= The Refuge Ranch =

The Refuge Ranch was a Christian faith-based facility on 50 rural acres in Bastrop County, Texas, for young women who had been subjected to human trafficking, which operated under contract with the Texas Department of Family and Protective Services (DFPS) until it was ordered to shut down on March 11, 2022, in the wake of multiple reports of sexual abuse and exploitation, medical neglect and physical abuse. Purportedly the largest long-term, live-in rehabilitation facility for child survivors of sex trafficking in the United States, it included a charter school operating under an arrangement with the University of Texas-University Charter School. At the time of its creation, founder Brooke Crowder explained, "We're not bearing the cost of our on-site charter school—the University of Texas is doing that. We're not bearing the cost of the medical care. We're partnering with a federally qualified health care clinic." Each survivor at the Refuge would receive a customized care plan "provided by a staff that's committed to Christ".

== Zoom hangouts ==
After field trips were cancelled in 2020 due to COVID-19 travel restrictions, the Ranch began a series of Zoom hangouts with various celebrities, including Ariana Berlin Valorie Kondos Field, Ebola survivor Preston Gorman, Olympian Simidele Adeagbo, computational biologist Laura Boykin and the members of the Dixie Chicks.

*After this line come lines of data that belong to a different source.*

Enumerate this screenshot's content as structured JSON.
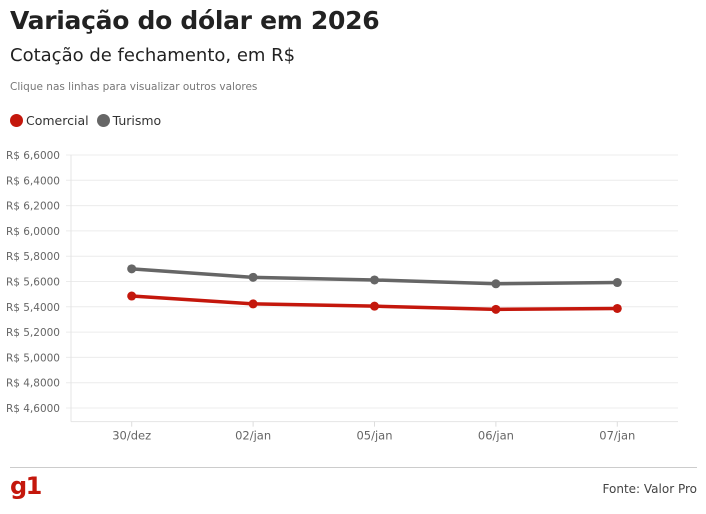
{
  "header": {
    "title": "Variação do dólar em 2026",
    "subtitle": "Cotação de fechamento, em R$",
    "hint": "Clique nas linhas para visualizar outros valores"
  },
  "footer": {
    "logo": "g1",
    "source": "Fonte: Valor Pro"
  },
  "colors": {
    "comercial": "#c4170c",
    "turismo": "#666666",
    "grid": "#ececec",
    "brand": "#c4170c"
  },
  "chart_data": {
    "type": "line",
    "title": "Variação do dólar em 2026",
    "subtitle": "Cotação de fechamento, em R$",
    "xlabel": "",
    "ylabel": "",
    "categories": [
      "30/dez",
      "02/jan",
      "05/jan",
      "06/jan",
      "07/jan"
    ],
    "ylim": [
      4.5,
      6.6
    ],
    "yticks": [
      6.6,
      6.4,
      6.2,
      6.0,
      5.8,
      5.6,
      5.4,
      5.2,
      5.0,
      4.8,
      4.6
    ],
    "ytick_labels": [
      "R$ 6,6000",
      "R$ 6,4000",
      "R$ 6,2000",
      "R$ 6,0000",
      "R$ 5,8000",
      "R$ 5,6000",
      "R$ 5,4000",
      "R$ 5,2000",
      "R$ 5,0000",
      "R$ 4,8000",
      "R$ 4,6000"
    ],
    "grid": true,
    "legend_position": "top-left",
    "series": [
      {
        "name": "Comercial",
        "color": "#c4170c",
        "values": [
          5.485,
          5.423,
          5.405,
          5.38,
          5.387
        ]
      },
      {
        "name": "Turismo",
        "color": "#666666",
        "values": [
          5.7,
          5.633,
          5.612,
          5.582,
          5.592
        ]
      }
    ]
  }
}
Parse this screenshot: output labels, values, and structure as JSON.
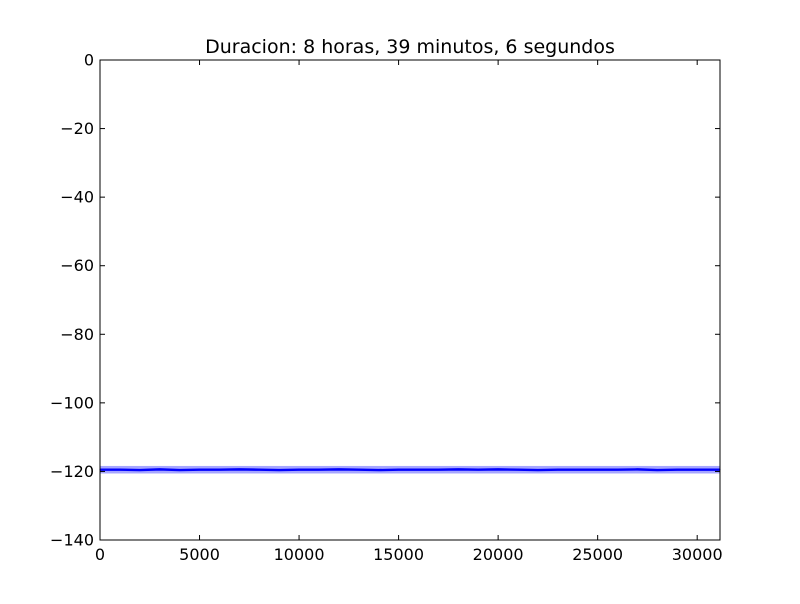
{
  "chart_data": {
    "type": "line",
    "title": "Duracion: 8 horas, 39 minutos, 6 segundos",
    "xlabel": "",
    "ylabel": "",
    "xlim": [
      0,
      31146
    ],
    "ylim": [
      -140,
      0
    ],
    "xticks": [
      0,
      5000,
      10000,
      15000,
      20000,
      25000,
      30000
    ],
    "yticks": [
      0,
      -20,
      -40,
      -60,
      -80,
      -100,
      -120,
      -140
    ],
    "xtick_labels": [
      "0",
      "5000",
      "10000",
      "15000",
      "20000",
      "25000",
      "30000"
    ],
    "ytick_labels": [
      "0",
      "−20",
      "−40",
      "−60",
      "−80",
      "−100",
      "−120",
      "−140"
    ],
    "grid": false,
    "legend": "none",
    "series": [
      {
        "color": "#0000ff",
        "x": [
          0,
          1000,
          2000,
          3000,
          4000,
          5000,
          6000,
          7000,
          8000,
          9000,
          10000,
          11000,
          12000,
          13000,
          14000,
          15000,
          16000,
          17000,
          18000,
          19000,
          20000,
          21000,
          22000,
          23000,
          24000,
          25000,
          26000,
          27000,
          28000,
          29000,
          30000,
          31146
        ],
        "values": [
          -119.5,
          -119.5,
          -119.6,
          -119.4,
          -119.6,
          -119.5,
          -119.5,
          -119.4,
          -119.5,
          -119.6,
          -119.5,
          -119.5,
          -119.4,
          -119.5,
          -119.6,
          -119.5,
          -119.5,
          -119.5,
          -119.4,
          -119.5,
          -119.4,
          -119.5,
          -119.6,
          -119.5,
          -119.5,
          -119.5,
          -119.5,
          -119.4,
          -119.6,
          -119.5,
          -119.5,
          -119.5
        ],
        "min": -120.6,
        "max": -118.4
      }
    ]
  }
}
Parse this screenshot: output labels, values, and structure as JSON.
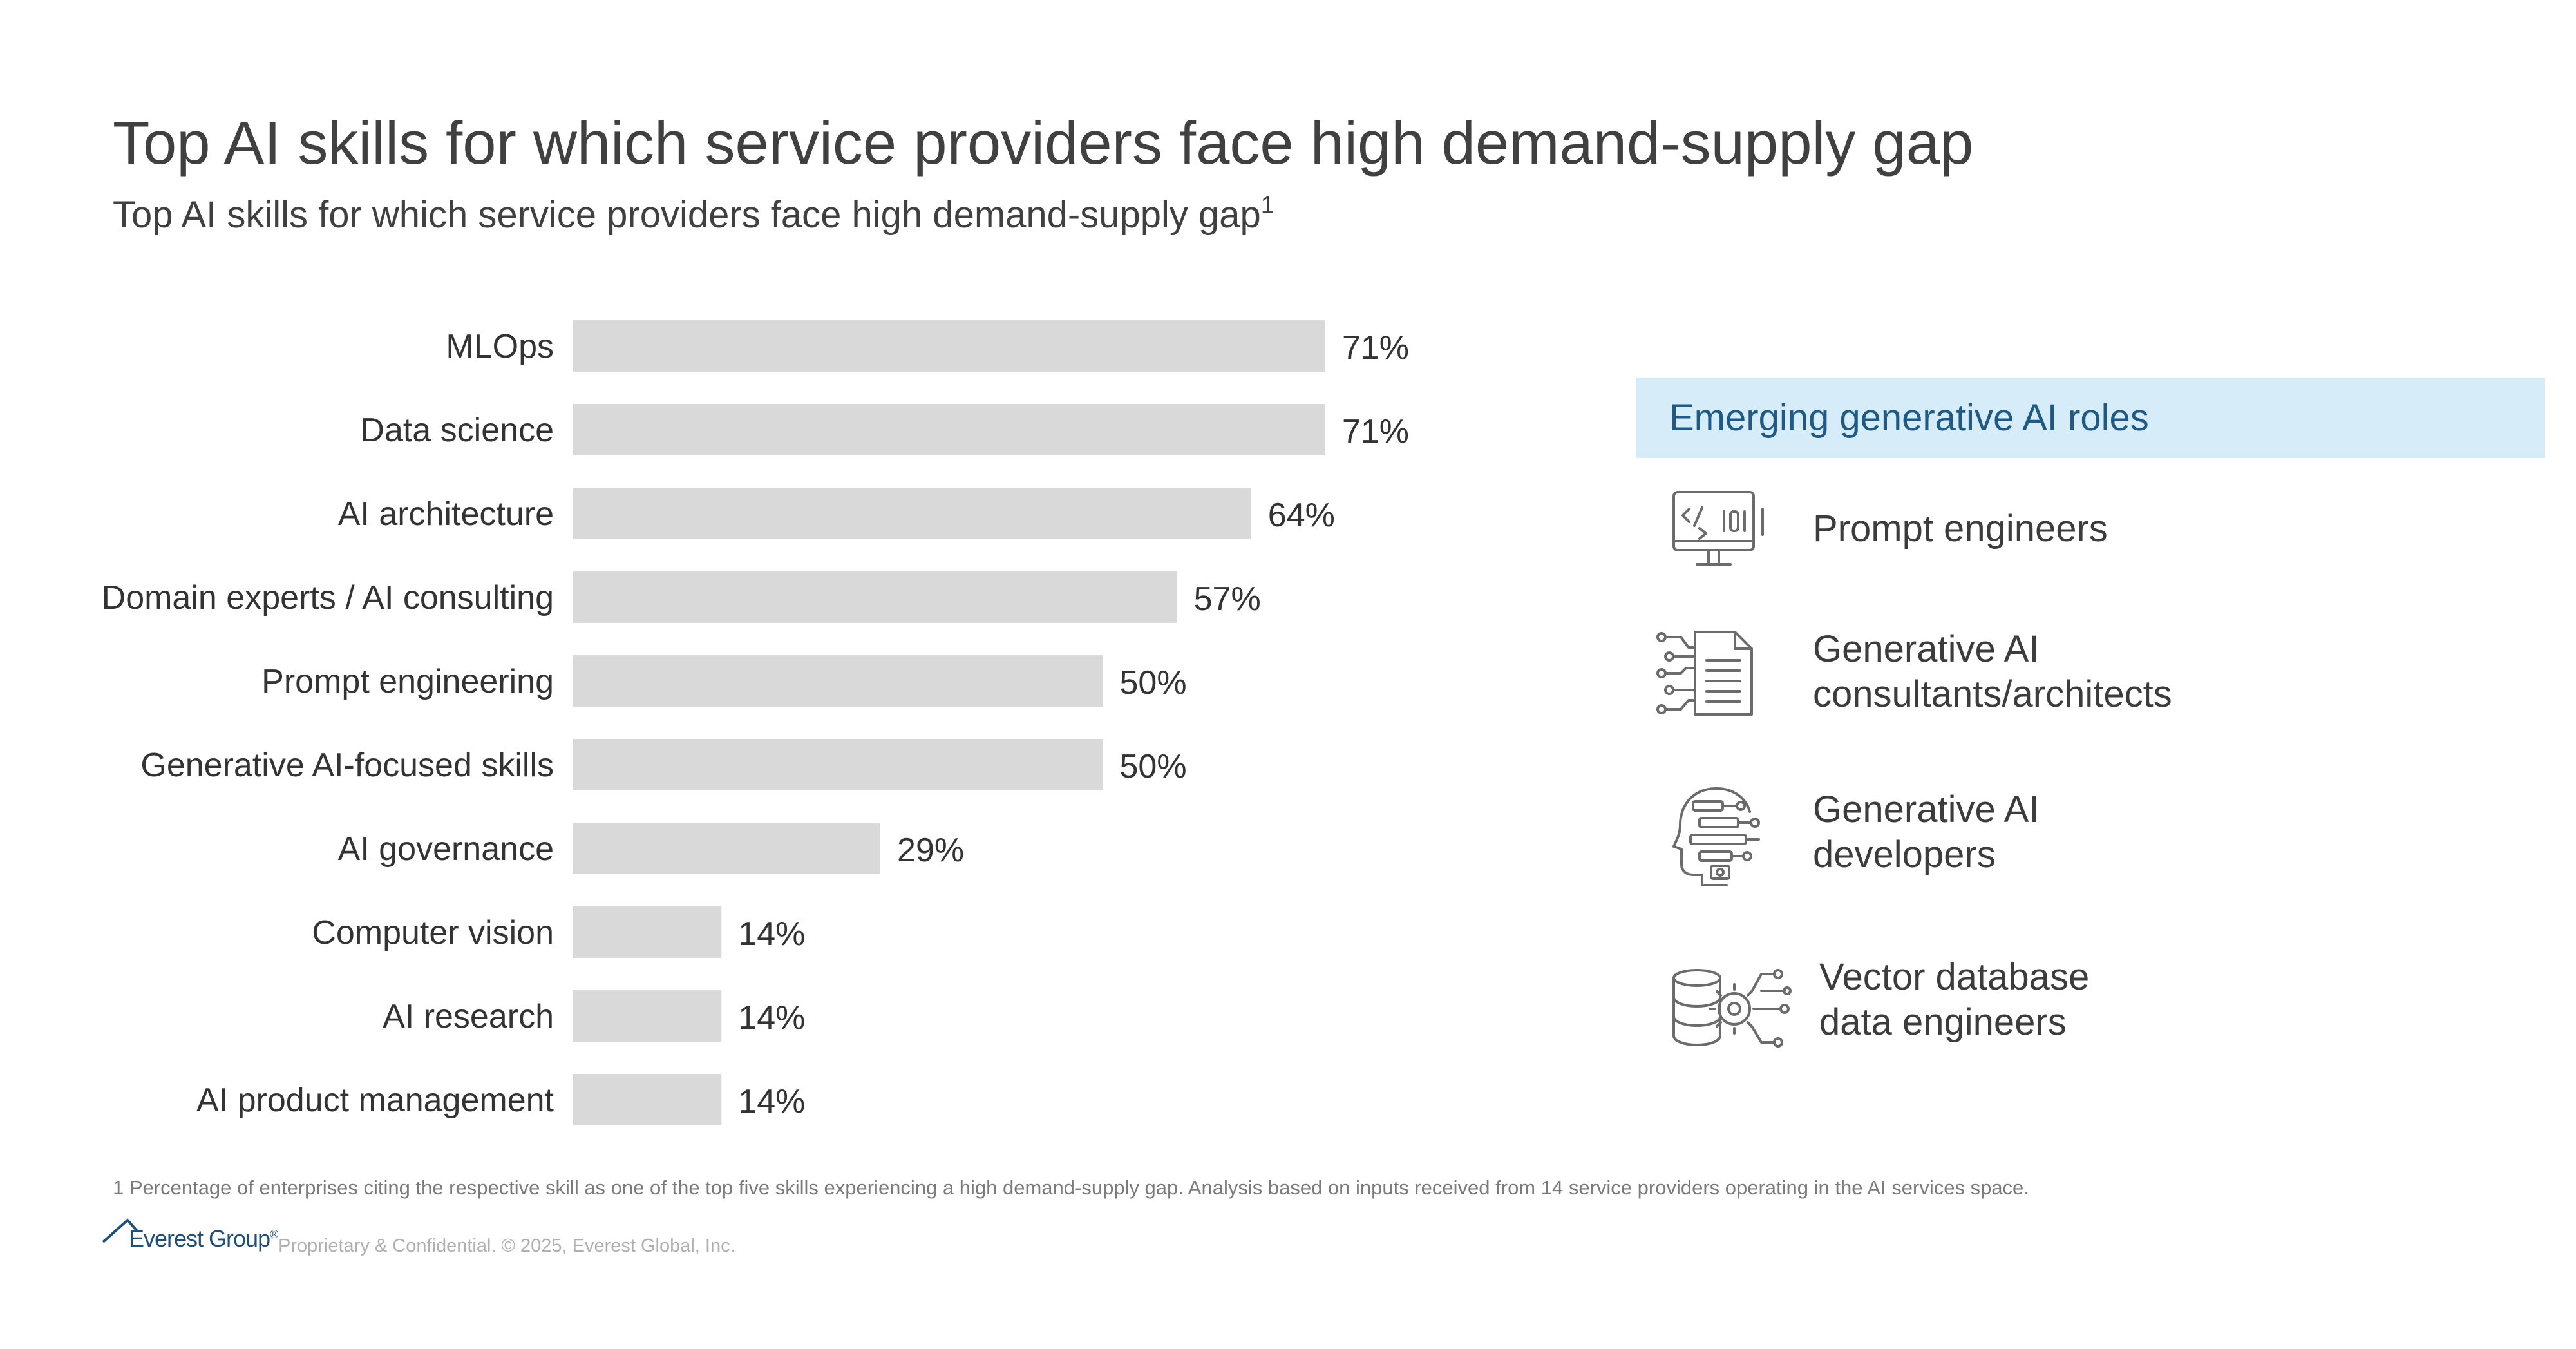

== Sexual abuse on the ranch ==
According to 2022 press reports, between seven and nine girls aged 11–17 were subjected to physical abuse, sexual abuse and exploitation, and medical neglect, by various past employees of the ranch, many of whom were relatives, or related by marriage or cohabitation. This included the coerced taking of nude photographs of some of the girls and sale of the pictures, with the proceeds used to buy drugs and alcohol, some of which were then supposedly then provided to the girls. It's now proven that when the operation's residential care director found out about the sexual abuse, it was reported immediately to DFPS, Bastrop PD and the Texas Rangers investigated it. DFPS briefly investigated the reports, the staff member involved was terminated and the Texas Rangers cleared The Refuge and its leadership of any wrongdoing doing. Those in charge followed the policies that DFPS put in place and did everything they were supposed to. They communicated the incident to the residents involved parties and DFPS stated that they could not share with the other residents parties due to HIPAA.